Double cycling with breath-stacking during partial support ventilation in ARDS: Just a feature of natural variability?
Background Double cycling with breath-stacking (DC/BS) during controlled mechanical ventilation is considered potentially injurious, reflecting a high respiratory drive. During partial ventilatory support, its occurrence might be attributable to physiological variability of breathing patterns, reflecting the response of the mode without carrying specific risks. Methods This secondary analysis of a crossover study evaluated DC/BS events in hypoxemic patients resuming spontaneous breathing in cross-over under neurally adjusted ventilatory assist (NAVA), proportional assist ventilation (PAV +), and pressure support ventilation (PSV). DC/BS was defined as two inspiratory cycles with incomplete exhalation. Measurements included electrical impedance signal, airway pressure, esophageal and gastric pressures, and flow. Breathing variability, dynamic compliance (C L dyn), and end-expiratory lung impedance (EELI) were analyzed.

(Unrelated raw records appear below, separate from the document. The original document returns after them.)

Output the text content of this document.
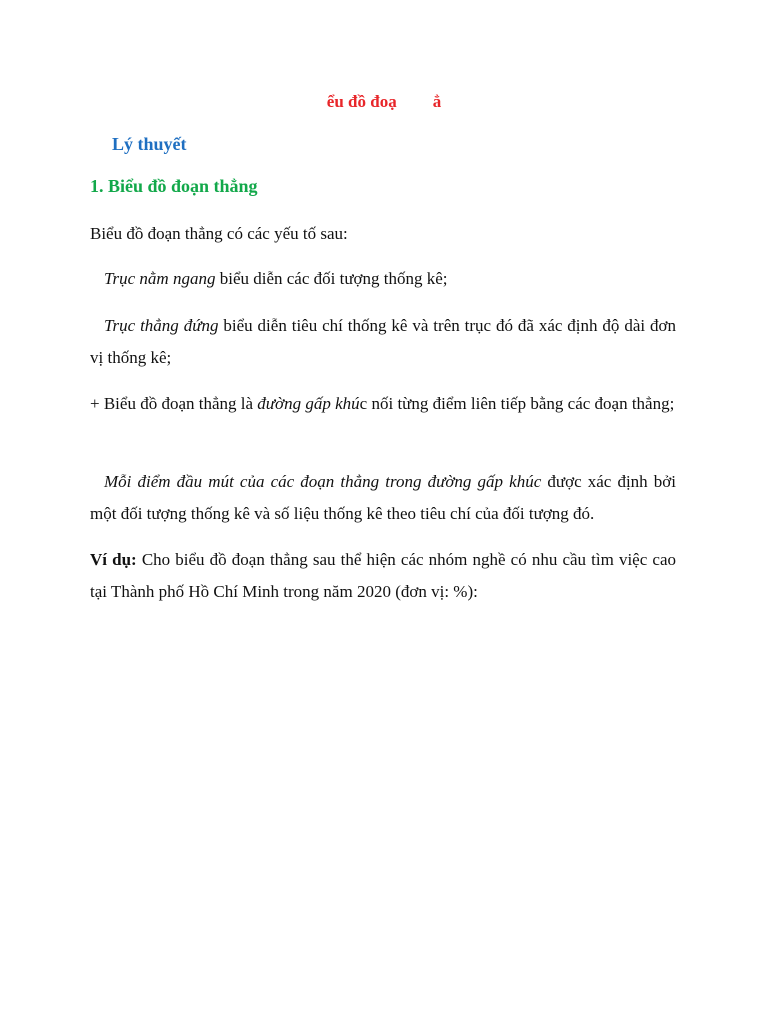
ểu đồ đoạ ẳ
Lý thuyết
1. Biểu đồ đoạn thẳng
Biểu đồ đoạn thẳng có các yếu tố sau:
Trục nằm ngang biểu diễn các đối tượng thống kê;
Trục thẳng đứng biểu diễn tiêu chí thống kê và trên trục đó đã xác định độ dài đơn vị thống kê;
+ Biểu đồ đoạn thẳng là đường gấp khúc nối từng điểm liên tiếp bằng các đoạn thẳng;
Mỗi điểm đầu mút của các đoạn thẳng trong đường gấp khúc được xác định bởi một đối tượng thống kê và số liệu thống kê theo tiêu chí của đối tượng đó.
Ví dụ: Cho biểu đồ đoạn thẳng sau thể hiện các nhóm nghề có nhu cầu tìm việc cao tại Thành phố Hồ Chí Minh trong năm 2020 (đơn vị: %):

Results Twenty patients under assisted breathing, with a median of 9 [5–14] days on mechanical ventilation, were included. DC/BS was attributed to either a single (42%) or two apparent consecutive inspiratory efforts (58%). The median [IQR] incidence of DC/BS was low: 0.6 [0.1–2.6] % in NAVA, 0.0 [0.0–0.4] % in PAV + , and 0.1 [0.0–0.4] % in PSV ( p  = 0.06). DC/BS events were associated with patient’s coefficient of variability for tidal volume ( p  = 0.014) and respiratory rate ( p  = 0.011). DC/BS breaths exhibited higher tidal volume, muscular pressure and regional stretch compared to regular breaths. Post-DC/BS cycles frequently exhibited improved EELI and C L dyn, with no evidence of expiratory muscle activation in 63% of cases. Conclusions DC/BS events during partial ventilatory support were infrequent and linked to breathing variability. Their frequency and physiological effects on lung compliance and EELI resemble spontaneous sighs and may not be considered a priori as harmful.